Halloween ist ja ursprünglich ein keltisches Fest aus Irland, das sich dann in den USA verbreitete. In Retz, einer kleinen Stadt im nördlichen Österreich, ging es zunächst nur um die Entwicklung dieser abgelegenen Region. Dass sie sich mit dem Halloween-Fest verknüpfte, war anfangs gar nicht beabsichtigt.
Aber beginnen wir von vorne:
Retz ist eine Stadt in Randlage an der österreichisch-tschechischen Grenze. Nur wenige Jahre zuvor lag der Eiserne Vorhang noch in unmittelbarer Nachbarschaft. Dort war damals die westliche Welt sozusagen zu Ende und die Abwanderung war demzufolge größer als in anderen ländlichen Gebieten. Auch nach der Ostöffnung erholten sich diese Gebiete nur langsam.
Es musste etwas geschehen. Ein Regionalentwickler wurde angestellt. Seine Aufgabe war es, die Stadt und ihr Umfeld interessanter und attraktiver zu machen. Diesen Auftrag übernahm Fritz Seidl, ein Soziologe, der zuvor in Afrika als Entwicklungshelfer tätig gewesen war.
Er stellte fest, dass Bauern und Wirte der Region einander mit traditioneller Distanz begegneten. Das war ein gut etablierter Bestandteil der lokalen Folklore. Also eröffnete Seidl Gespräche mit Vertretern beider Seiten. Zunächst traf man sich zu Einzelgesprächen, dann auch zu gemeinsamen Versammlungen. Trotzdem gelang es nicht, Brücken über die Gräben des gewohnheitsmäßigen Misstrauens zu schlagen. Immerhin konnte Seidl das persönliche Vertrauen beider Gruppen erringen. Dies sollte sich bald als entscheidender Erfolgsfaktor herausstellen.

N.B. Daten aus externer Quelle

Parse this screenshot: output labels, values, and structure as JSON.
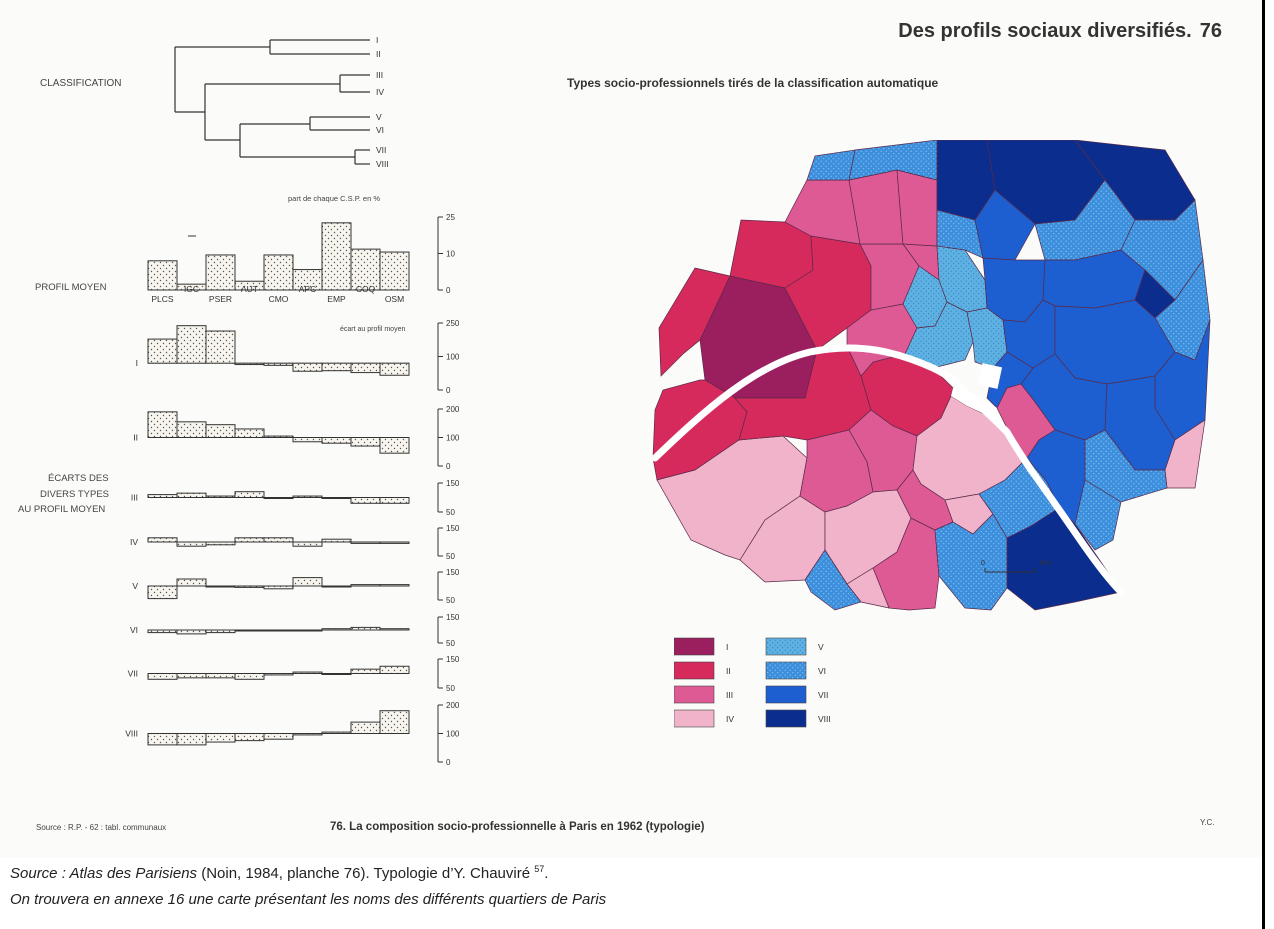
{
  "header": {
    "plate_title": "Des profils sociaux diversifiés.",
    "plate_number": "76",
    "map_title": "Types socio-professionnels tirés de la classification automatique"
  },
  "left": {
    "classification_label": "CLASSIFICATION",
    "dendrogram_leaves": [
      "I",
      "II",
      "III",
      "IV",
      "V",
      "VI",
      "VII",
      "VIII"
    ],
    "share_caption": "part de chaque C.S.P. en %",
    "profil_moyen_label": "PROFIL MOYEN",
    "csp_codes": [
      "PLCS",
      "IGC",
      "PSER",
      "AUT",
      "CMO",
      "APC",
      "EMP",
      "COQ",
      "OSM"
    ],
    "profil_moyen_values": [
      10,
      2,
      12,
      3,
      12,
      7,
      23,
      14,
      13
    ],
    "profil_axis_ticks": [
      "25",
      "10",
      "0"
    ],
    "ecart_caption": "écart au profil moyen",
    "ecarts_label_lines": [
      "ÉCARTS DES",
      "DIVERS TYPES",
      "AU PROFIL MOYEN"
    ]
  },
  "chart_data": {
    "type": "bar",
    "categories": [
      "PLCS",
      "IGC",
      "PSER",
      "AUT",
      "CMO",
      "APC",
      "EMP",
      "COQ",
      "OSM"
    ],
    "profil_moyen": [
      10,
      2,
      12,
      3,
      12,
      7,
      23,
      14,
      13
    ],
    "ylabel_profil": "part de chaque C.S.P. en %",
    "ylabel_ecarts": "écart au profil moyen",
    "baseline_ecarts": 100,
    "series": [
      {
        "name": "I",
        "values": [
          190,
          240,
          220,
          95,
          92,
          70,
          72,
          65,
          55
        ],
        "ticks": [
          "250",
          "100",
          "0"
        ],
        "ylim": [
          0,
          250
        ]
      },
      {
        "name": "II",
        "values": [
          190,
          155,
          145,
          130,
          105,
          85,
          80,
          70,
          45
        ],
        "ticks": [
          "200",
          "100",
          "0"
        ],
        "ylim": [
          0,
          200
        ]
      },
      {
        "name": "III",
        "values": [
          110,
          115,
          105,
          120,
          100,
          105,
          100,
          80,
          80
        ],
        "ticks": [
          "150",
          "50"
        ],
        "ylim": [
          50,
          150
        ]
      },
      {
        "name": "IV",
        "values": [
          115,
          85,
          90,
          115,
          115,
          85,
          110,
          95,
          95
        ],
        "ticks": [
          "150",
          "50"
        ],
        "ylim": [
          50,
          150
        ]
      },
      {
        "name": "V",
        "values": [
          55,
          125,
          100,
          95,
          90,
          130,
          100,
          105,
          105
        ],
        "ticks": [
          "150",
          "50"
        ],
        "ylim": [
          50,
          150
        ]
      },
      {
        "name": "VI",
        "values": [
          90,
          85,
          90,
          100,
          100,
          100,
          105,
          110,
          105
        ],
        "ticks": [
          "150",
          "50"
        ],
        "ylim": [
          50,
          150
        ]
      },
      {
        "name": "VII",
        "values": [
          80,
          85,
          85,
          80,
          95,
          105,
          100,
          115,
          125
        ],
        "ticks": [
          "150",
          "50"
        ],
        "ylim": [
          50,
          150
        ]
      },
      {
        "name": "VIII",
        "values": [
          60,
          60,
          70,
          75,
          80,
          95,
          105,
          140,
          180
        ],
        "ticks": [
          "200",
          "100",
          "0"
        ],
        "ylim": [
          0,
          200
        ]
      }
    ]
  },
  "map": {
    "scale_start": "0",
    "scale_end": "1km",
    "colors": {
      "I": "#9b1e5e",
      "II": "#d62a5c",
      "III": "#de5a95",
      "IV": "#f0b3c9",
      "V": "#5eb2e3",
      "VI": "#3b8fdc",
      "VII": "#1d5fd0",
      "VIII": "#0b2d8e"
    },
    "legend": [
      {
        "code": "I",
        "color": "#9b1e5e"
      },
      {
        "code": "II",
        "color": "#d62a5c"
      },
      {
        "code": "III",
        "color": "#de5a95"
      },
      {
        "code": "IV",
        "color": "#f0b3c9"
      },
      {
        "code": "V",
        "color": "#5eb2e3"
      },
      {
        "code": "VI",
        "color": "#3b8fdc"
      },
      {
        "code": "VII",
        "color": "#1d5fd0"
      },
      {
        "code": "VIII",
        "color": "#0b2d8e"
      }
    ]
  },
  "footer": {
    "source_small": "Source : R.P. - 62 : tabl. communaux",
    "caption": "76. La composition socio-professionnelle à Paris en 1962 (typologie)",
    "credit": "Y.C.",
    "line1_source_word": "Source : ",
    "line1_atlas": "Atlas des Parisiens",
    "line1_rest": " (Noin, 1984, planche 76). Typologie d’Y. Chauviré ",
    "line1_note": "57",
    "line1_end": ".",
    "line2": "On trouvera en annexe 16 une carte présentant les noms des différents quartiers de Paris"
  }
}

Eines Tages flog die Tür zum Büro des Regionalentwicklers auf und herein trat ein aufgeregter Landwirt. In seinem Gesicht standen sowohl Freude als auch Überraschung. Er ließ sich auf einen der Stühle fallen und begann zu erzählen:
Gerade sei er noch dabei gewesen, etwas im Stall zu erledigen, als ein Auto mit Wiener Kennzeichen vor seinem Haus anhielt. Ein freundlicher Mann stieg aus. Er hatte einen Kürbis unter dem Arm, den er sich zuvor von einem der Felder genommen hatte, und fragte, wie viel der Kürbis kosten würde.

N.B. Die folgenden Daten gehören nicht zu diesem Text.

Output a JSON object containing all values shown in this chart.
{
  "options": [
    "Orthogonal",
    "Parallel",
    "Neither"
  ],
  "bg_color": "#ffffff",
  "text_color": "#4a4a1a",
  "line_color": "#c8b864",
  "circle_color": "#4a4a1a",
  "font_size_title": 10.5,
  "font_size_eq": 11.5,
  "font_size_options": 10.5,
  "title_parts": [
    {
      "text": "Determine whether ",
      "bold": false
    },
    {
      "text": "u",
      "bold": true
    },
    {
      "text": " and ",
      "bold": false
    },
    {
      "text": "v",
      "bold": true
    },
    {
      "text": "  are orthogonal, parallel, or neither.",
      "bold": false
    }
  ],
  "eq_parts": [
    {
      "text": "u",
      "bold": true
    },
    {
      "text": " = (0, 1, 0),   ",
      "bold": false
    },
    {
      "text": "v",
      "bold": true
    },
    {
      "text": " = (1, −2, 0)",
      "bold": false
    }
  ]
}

Kürbisse wurden allein wegen ihrer Kerne angebaut, aus denen wertvolles Speiseöl gepresst wurde. Das Fruchtfleisch hingegen galt als wertlos. Es wurde nach der Ernte der Kerne einfach eingeackert.
Aber der Städter war zur Verblüffung des Landwirts gar nicht an den Kernen interessiert. Er wollte den ganzen Kürbis.
Der Bauer konnte ihm einfach keinen Preis für einen einzelnen Kürbis nennen. Also sah er den Städter nur ungläubig an und zuckte mit den Achseln. Da griff der Wiener zu seiner Börse und reichte ihm einen Geldschein.
»Weißt du, wie viel er mir gegeben hat?«, fragte er den nun ebenfalls überraschten Regionalentwickler. »Fünfzig Schilling!«
Seidl erkannte den Wert des Erlebnisses und bat den Bauern, seinen Nachbarn von diesem »Abenteuer« zu berichten. Er selbst rief einige Wirte zusammen und erzählte ihnen die Geschichte. Was, fragte er, könnte man daraus machen?
Da erinnerte sich ein Wirt an ein paar einfache Kürbisgerichte, an die bisher niemand gedacht hatte.
Plötzlich zeigte sich die Möglichkeit zu einem gemeinsamen Projekt, das allen Seiten nützen würde. Der Regionalentwickler lud Bauern und Wirte zu einem Treffen und bald entstanden konkrete Pläne, wie man den neu entdeckten Wert der Kürbisse zur Entwicklung der Region nutzen konnte.
Die lang gesuchte Brücke zwischen scheinbar widerstreitenden Interessen war gefunden.
Eine der neuen Ideen war die Veranstaltung eine Kürbisfestes im Retzer Land. Bauern sollten dort Kürbisse anbieten und Wirte einige Kürbisgerichte zur Verkostung bereitstellen. Die Veranstaltung war medial sehr gut angekündigt und wurde ein voller Erfolg.